Making cheap money available to homebuyers
If you have been following the interest rates for residential mortgages lately (This article is being written in July 2003), you have noticed very low interest rates. Rates for a thirty year mortgage are lower than 5%. The fact that money is so cheap is not only the result of the current economic conditions and the Fed, it is also the result of governmental policies used to encourage homeownership and improve rental housing.
In order to do this encouraging, the government has chartered stockholder-owned corporations and controls another one, which together fund most of the mortgage loans in the American residential mortgage market. They are:
– The Federal National Mortgage Association, known as Fannie Mae.
– The Government National Mortgage Association (Ginnie Mae).
– The Federal Home Loan Mortgage Corp., or Freddie Mac.
All three of them buy residential mortgages and then use the markets to fund these purchases. They issue Mortgage Backed Securities and by their sheer size and to some extent the implied or explicit backing of the United States, they get very low funding costs making housing more affordable.
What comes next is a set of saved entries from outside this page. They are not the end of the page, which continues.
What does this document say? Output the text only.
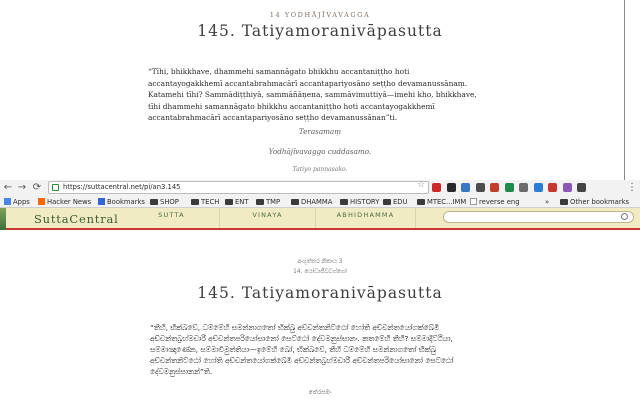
14 YODHĀJĪVAVAGGA
145. Tatiyamoranivāpasutta
“Tīhi, bhikkhave, dhammehi samannāgato bhikkhu accantaniṭṭho hoti accantayogakkhemī accantabrahmacārī accantapariyosāno seṭṭho devamanussānaṃ. Katamehi tīhi? Sammādiṭṭhiyā, sammāñāṇena, sammāvimuttiyā—imehi kho, bhikkhave, tīhi dhammehi samannāgato bhikkhu accantaniṭṭho hoti accantayogakkhemī accantabrahmacārī accantapariyosāno seṭṭho devamanussānan”ti.
Terasamaṃ
Yodhājīvavaggo cuddasamo.
Tatiyo paṇṇasako.
← → ⟳	https://suttacentral.net/pi/an3.145	☆
Apps	Hacker News	Bookmarks	SHOP	TECH	ENT	TMP	DHAMMA	HISTORY	EDU	MTEC...IMM	reverse eng	Other bookmarks
»
⋮
SuttaCentral	SUTTA	VINAYA	ABHIDHAMMA
අංගුත්තර නිකාය 3
14. යෝධාජීවවග්ගෝ
145. Tatiyamoranivāpasutta
“තීහි, භික්ඛවේ, ධම්මේහි සමන්නාගතෝ භික්ඛු අච්චන්තනිට්ඨෝ හෝති අච්චන්තයෝගක්ඛේමී අච්චන්තබ්‍රහ්මචාරී අච්චන්තපරියෝසානෝ සෙට්ඨෝ දේවමනුස්සානං. කතමේහි තීහි? සම්මාදිට්ඨියා, සම්මාඤාණේන, සම්මාවිමුත්තියා—ඉමේහි ඛෝ, භික්ඛවේ, තීහි ධම්මේහි සමන්නාගතෝ භික්ඛු අච්චන්තනිට්ඨෝ හෝති අච්චන්තයෝගක්ඛේමී අච්චන්තබ්‍රහ්මචාරී අච්චන්තපරියෝසානෝ සෙට්ඨෝ දේවමනුස්සානන්”ති.
තේරසමං
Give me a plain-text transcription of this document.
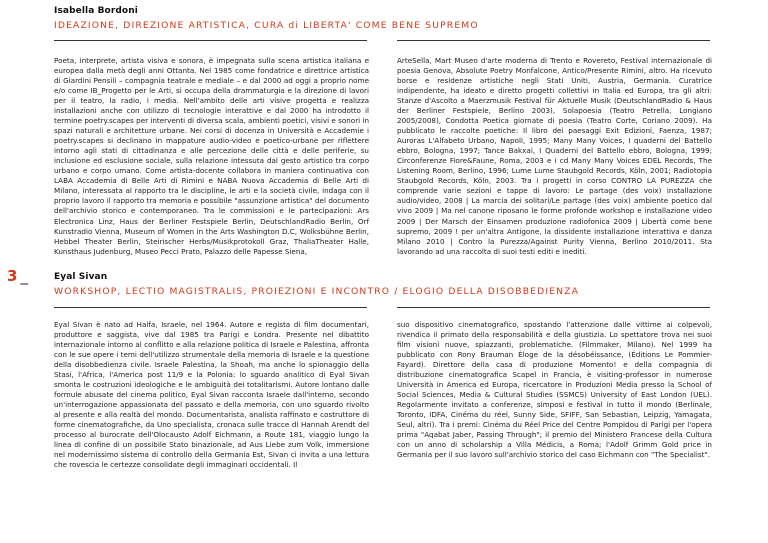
Isabella Bordoni
IDEAZIONE, DIREZIONE ARTISTICA, CURA di LIBERTA' COME BENE SUPREMO

Poeta, interprete, artista visiva e sonora, è impegnata sulla scena artistica italiana e europea dalla metà degli anni Ottanta. Nel 1985 come fondatrice e direttrice artistica di Giardini Pensili – compagnia teatrale e mediale – e dal 2000 ad oggi a proprio nome e/o come IB_Progetto per le Arti, si occupa della drammaturgia e la direzione di lavori per il teatro, la radio, i media. Nell'ambito delle arti visive progetta e realizza installazioni anche con utilizzo di tecnologie interattive e dal 2000 ha introdotto il termine poetry.scapes per interventi di diversa scala, ambienti poetici, visivi e sonori in spazi naturali e architetture urbane. Nei corsi di docenza in Università e Accademie i poetry.scapes si declinano in mappature audio-video e poetico-urbane per riflettere intorno agli stati di cittadinanza e alle percezione delle città e delle periferie, su inclusione ed esclusione sociale, sulla relazione intessuta dal gesto artistico tra corpo urbano e corpo umano. Come artista-docente collabora in maniera continuativa con LABA Accademia di Belle Arti di Rimini e NABA Nuova Accademia di Belle Arti di Milano, interessata al rapporto tra le discipline, le arti e la società civile, indaga con il proprio lavoro il rapporto tra memoria e possibile "assunzione artistica" del documento dell'archivio storico e contemporaneo. Tra le commissioni e le partecipazioni: Ars Electronica Linz, Haus der Berliner Festspiele Berlin, DeutschlandRadio Berlin, Orf Kunstradio Vienna, Museum of Women in the Arts Washington D.C, Wolksbühne Berlin, Hebbel Theater Berlin, Steirischer Herbs/Musikprotokoll Graz, ThaliaTheater Halle, Kunsthaus Judenburg, Museo Pecci Prato, Palazzo delle Papesse Siena,

ArteSella, Mart Museo d'arte moderna di Trento e Rovereto, Festival internazionale di poesia Genova, Absolute Poetry Monfalcone, Antico/Presente Rimini, altro. Ha ricevuto borse e residenze artistiche negli Stati Uniti, Austria, Germania. Curatrice indipendente, ha ideato e diretto progetti collettivi in Italia ed Europa, tra gli altri: Stanze d'Ascolto a Maerzmusik Festival für Aktuelle Musik (DeutschlandRadio & Haus der Berliner Festspiele, Berlino 2003), Solapoesia (Teatro Petrella, Longiano 2005/2008), Condotta Poetica giornate di poesia (Teatro Corte, Coriano 2009). Ha pubblicato le raccolte poetiche: Il libro dei paesaggi Exit Edizioni, Faenza, 1987; Auroras L'Alfabeto Urbano, Napoli, 1995; Many Many Voices, I quaderni del Battello ebbro, Bologna, 1997; Tance Bakxai, I Quaderni del Battello ebbro, Bologna, 1999; Circonferenze Fiore&Faune, Roma, 2003 e i cd Many Many Voices EDEL Records, The Listening Room, Berlino, 1996; Lume Lume Staubgold Records, Köln, 2001; Radiotopia Staubgold Records, Köln, 2003. Tra i progetti in corso CONTRO LA PUREZZA che comprende varie sezioni e tappe di lavoro: Le partage (des voix) installazione audio/video, 2008 | La marcia dei solitari/Le partage (des voix) ambiente poetico dal vivo 2009 | Ma nel canone riposano le forme profonde workshop e installazione video 2009 | Der Marsch der Einsamen produzione radiofonica 2009 | Libertà come bene supremo, 2009 ! per un'altra Antigone, la dissidente installazione interattiva e danza Milano 2010 | Contro la Purezza/Against Purity Vienna, Berlino 2010/2011. Sta lavorando ad una raccolta di suoi testi editi e inediti.

3 _	Eyal Sivan
WORKSHOP, LECTIO MAGISTRALIS, PROIEZIONI E INCONTRO / ELOGIO DELLA DISOBBEDIENZA

Eyal Sivan è nato ad Haifa, Israele, nel 1964. Autore e regista di film documentari, produttore e saggista, vive dal 1985 tra Parigi e Londra. Presente nel dibattito internazionale intorno al conflitto e alla relazione politica di Israele e Palestina, affronta con le sue opere i temi dell'utilizzo strumentale della memoria di Israele e la questione della disobbedienza civile. Israele Palestina, la Shoah, ma anche lo spionaggio della Stasi, l'Africa, l'America post 11/9 e la Polonia: lo sguardo analitico di Eyal Sivan smonta le costruzioni ideologiche e le ambiguità dei totalitarismi. Autore lontano dalle formule abusate del cinema politico, Eyal Sivan racconta Israele dall'interno, secondo un'interrogazione appassionata del passato e della memoria, con uno sguardo rivolto al presente e alla realtà del mondo. Documentarista, analista raffinato e costruttore di forme cinematografiche, da Uno specialista, cronaca sulle tracce di Hannah Arendt del processo al burocrate dell'Olocausto Adolf Eichmann, a Route 181, viaggio lungo la linea di confine di un possibile Stato binazionale, ad Aus Liebe zum Volk, immersione nel modernissimo sistema di controllo della Germania Est, Sivan ci invita a una lettura che rovescia le certezze consolidate degli immaginari occidentali. Il

suo dispositivo cinematografico, spostando l'attenzione dalle vittime ai colpevoli, rivendica il primato della responsabilità e della giustizia. Lo spettatore trova nei suoi film visioni nuove, spiazzanti, problematiche. (Filmmaker, Milano). Nel 1999 ha pubblicato con Rony Brauman Éloge de la désobéissance, (Éditions Le Pommier-Fayard). Direttore della casa di produzione Momento! e della compagnia di distribuzione cinematografica Scapel in Francia, è visiting-professor in numerose Università in America ed Europa, ricercatore in Produzioni Media presso la School of Social Sciences, Media & Cultural Studies (SSMCS) University of East London (UEL). Regolarmente invitato a conferenze, simposi e festival in tutto il mondo (Berlinale, Toronto, IDFA, Cinéma du réel, Sunny Side, SFIFF, San Sebastian, Leipzig, Yamagata, Seul, altri). Tra i premi: Cinéma du Réel Price del Centre Pompidou di Parigi per l'opera prima "Aqabat Jaber, Passing Through"; il premio del Ministero Francese della Cultura con un anno di scholarship a Villa Médicis, a Roma; l'Adolf Grimm Gold price in Germania per il suo lavoro sull'archivio storico del caso Eichmann con "The Specialist".
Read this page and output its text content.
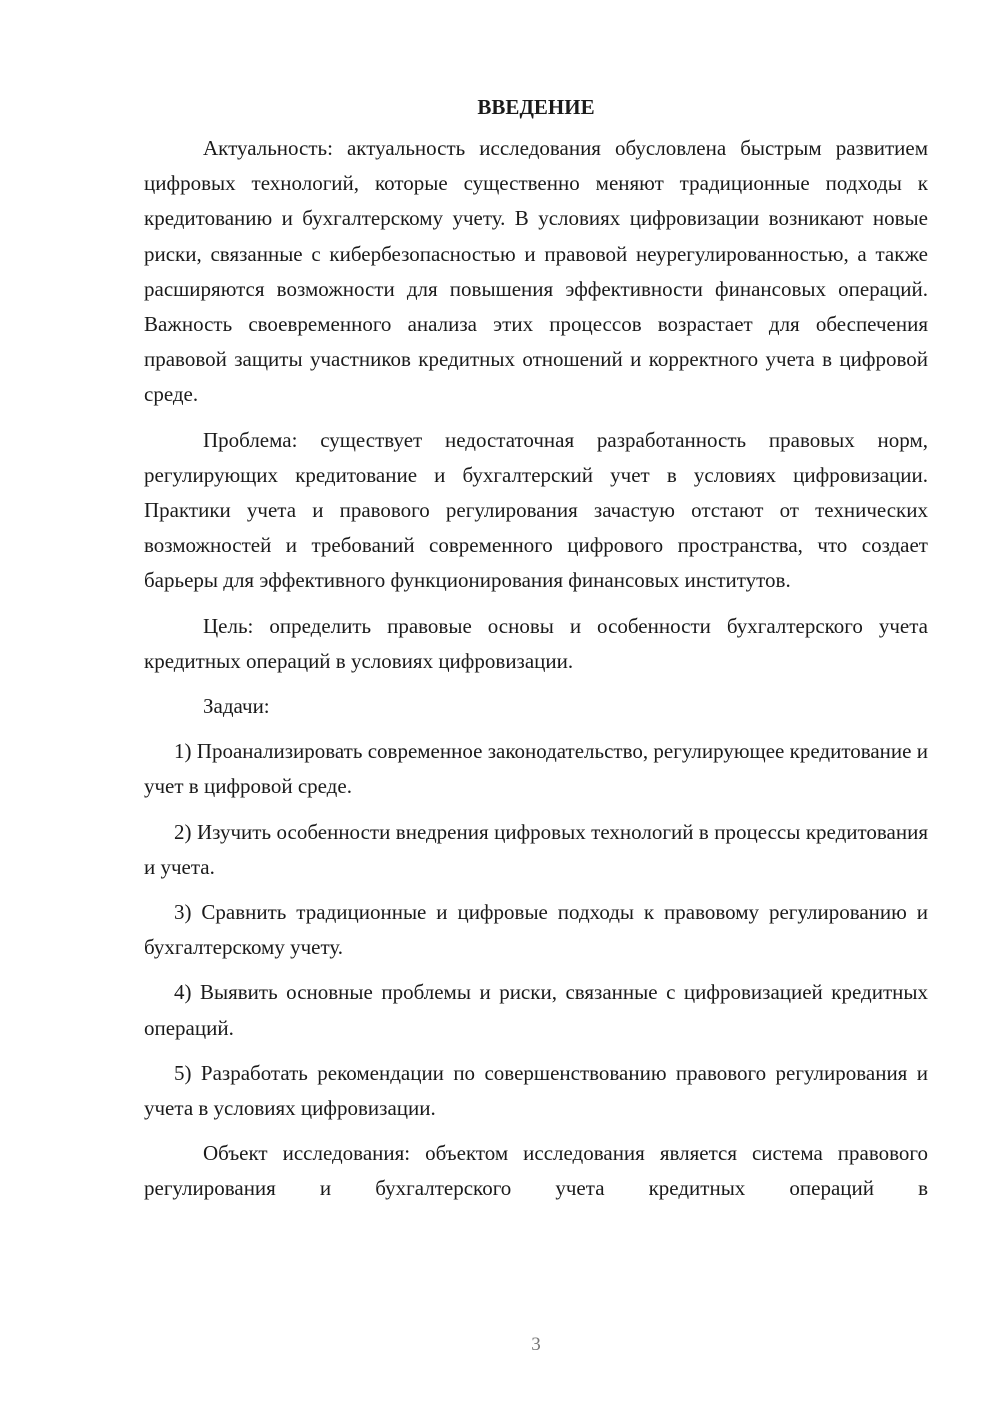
ВВЕДЕНИЕ

Актуальность: актуальность исследования обусловлена быстрым развитием цифровых технологий, которые существенно меняют традиционные подходы к кредитованию и бухгалтерскому учету. В условиях цифровизации возникают новые риски, связанные с кибербезопасностью и правовой неурегулированностью, а также расширяются возможности для повышения эффективности финансовых операций. Важность своевременного анализа этих процессов возрастает для обеспечения правовой защиты участников кредитных отношений и корректного учета в цифровой среде.

Проблема: существует недостаточная разработанность правовых норм, регулирующих кредитование и бухгалтерский учет в условиях цифровизации. Практики учета и правового регулирования зачастую отстают от технических возможностей и требований современного цифрового пространства, что создает барьеры для эффективного функционирования финансовых институтов.

Цель: определить правовые основы и особенности бухгалтерского учета кредитных операций в условиях цифровизации.

Задачи:

1) Проанализировать современное законодательство, регулирующее кредитование и учет в цифровой среде.

2) Изучить особенности внедрения цифровых технологий в процессы кредитования и учета.

3) Сравнить традиционные и цифровые подходы к правовому регулированию и бухгалтерскому учету.

4) Выявить основные проблемы и риски, связанные с цифровизацией кредитных операций.

5) Разработать рекомендации по совершенствованию правового регулирования и учета в условиях цифровизации.

Объект исследования: объектом исследования является система правового регулирования и бухгалтерского учета кредитных операций в

3
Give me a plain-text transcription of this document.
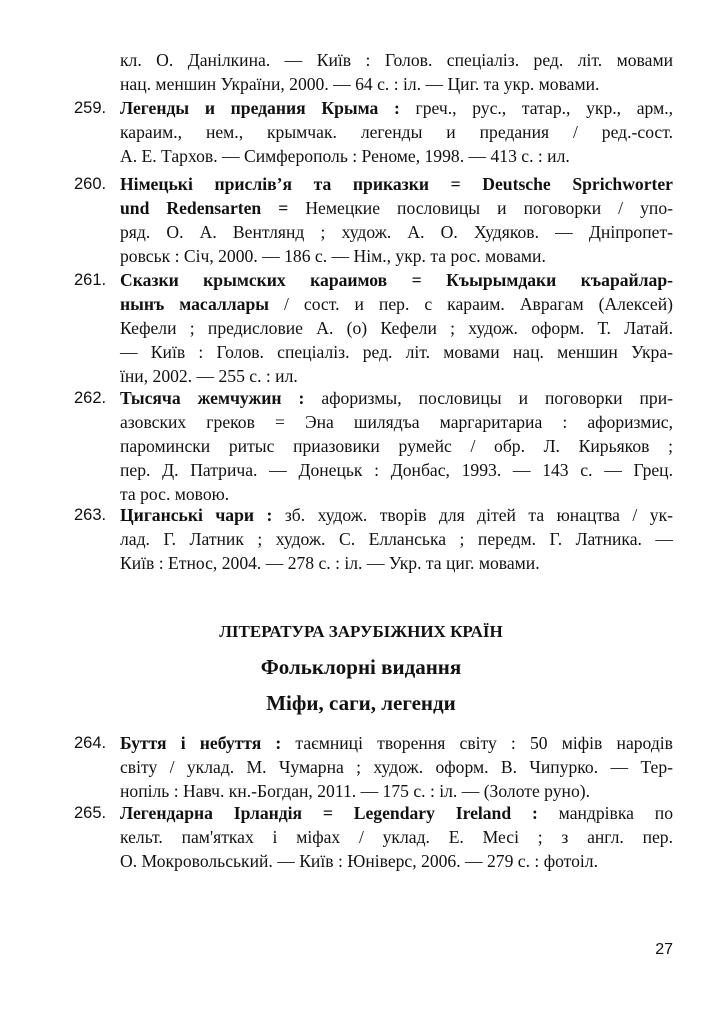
кл. О. Данілкина. — Київ : Голов. спеціаліз. ред. літ. мовами
нац. меншин України, 2000. — 64 с. : іл. — Циг. та укр. мовами.
259. Легенды и предания Крыма : греч., рус., татар., укр., арм.,
караим., нем., крымчак. легенды и предания / ред.-сост.
А. Е. Тархов. — Симферополь : Реноме, 1998. — 413 с. : ил.
260. Німецькі прислів’я та приказки = Deutsche Sprichworter
und Redensarten = Немецкие пословицы и поговорки / упо-
ряд. О. А. Вентлянд ; худож. А. О. Худяков. — Дніпропет-
ровськ : Січ, 2000. — 186 с. — Нім., укр. та рос. мовами.
261. Сказки крымских караимов = Къырымдаки къарайлар-
нынъ масаллары / сост. и пер. с караим. Аврагам (Алексей)
Кефели ; предисловие А. (о) Кефели ; худож. оформ. Т. Латай.
— Київ : Голов. спеціаліз. ред. літ. мовами нац. меншин Укра-
їни, 2002. — 255 с. : ил.
262. Тысяча жемчужин : афоризмы, пословицы и поговорки при-
азовских греков = Эна шилядъа маргаритариа : афоризмис,
паромински ритыс приазовики румейс / обр. Л. Кирьяков ;
пер. Д. Патрича. — Донецьк : Донбас, 1993. — 143 с. — Грец.
та рос. мовою.
263. Циганські чари : зб. худож. творів для дітей та юнацтва / ук-
лад. Г. Латник ; худож. С. Елланська ; передм. Г. Латника. —
Київ : Етнос, 2004. — 278 с. : іл. — Укр. та циг. мовами.
ЛІТЕРАТУРА ЗАРУБІЖНИХ КРАЇН
Фольклорні видання
Міфи, саги, легенди
264. Буття і небуття : таємниці творення світу : 50 міфів народів
світу / уклад. М. Чумарна ; худож. оформ. В. Чипурко. — Тер-
нопіль : Навч. кн.-Богдан, 2011. — 175 с. : іл. — (Золоте руно).
265. Легендарна Ірландія = Legendary Ireland : мандрівка по
кельт. пам'ятках і міфах / уклад. Е. Месі ; з англ. пер.
О. Мокровольський. — Київ : Юніверс, 2006. — 279 с. : фотоіл.
27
In addition to these government sponsored institutions, large banks also act as investors. In fact, my own loan ended up being owned by Wells Fargo on the other side of the country.
A quick fact about the selling of mortgage loans:
They are usually divided in two parts when they are sold. First, the mortgage note itself, and the mortgage servicing rights. Here is a definition of that term:
Mortgage servicing rights (MSR) are the rights to receive a portion of the interest coupon and fees collected from the mortgagor for performing specified loan administration activities. Upon sale of the related mortgage loans, the total cost of loans are allocated between the MSR and the mortgage loans.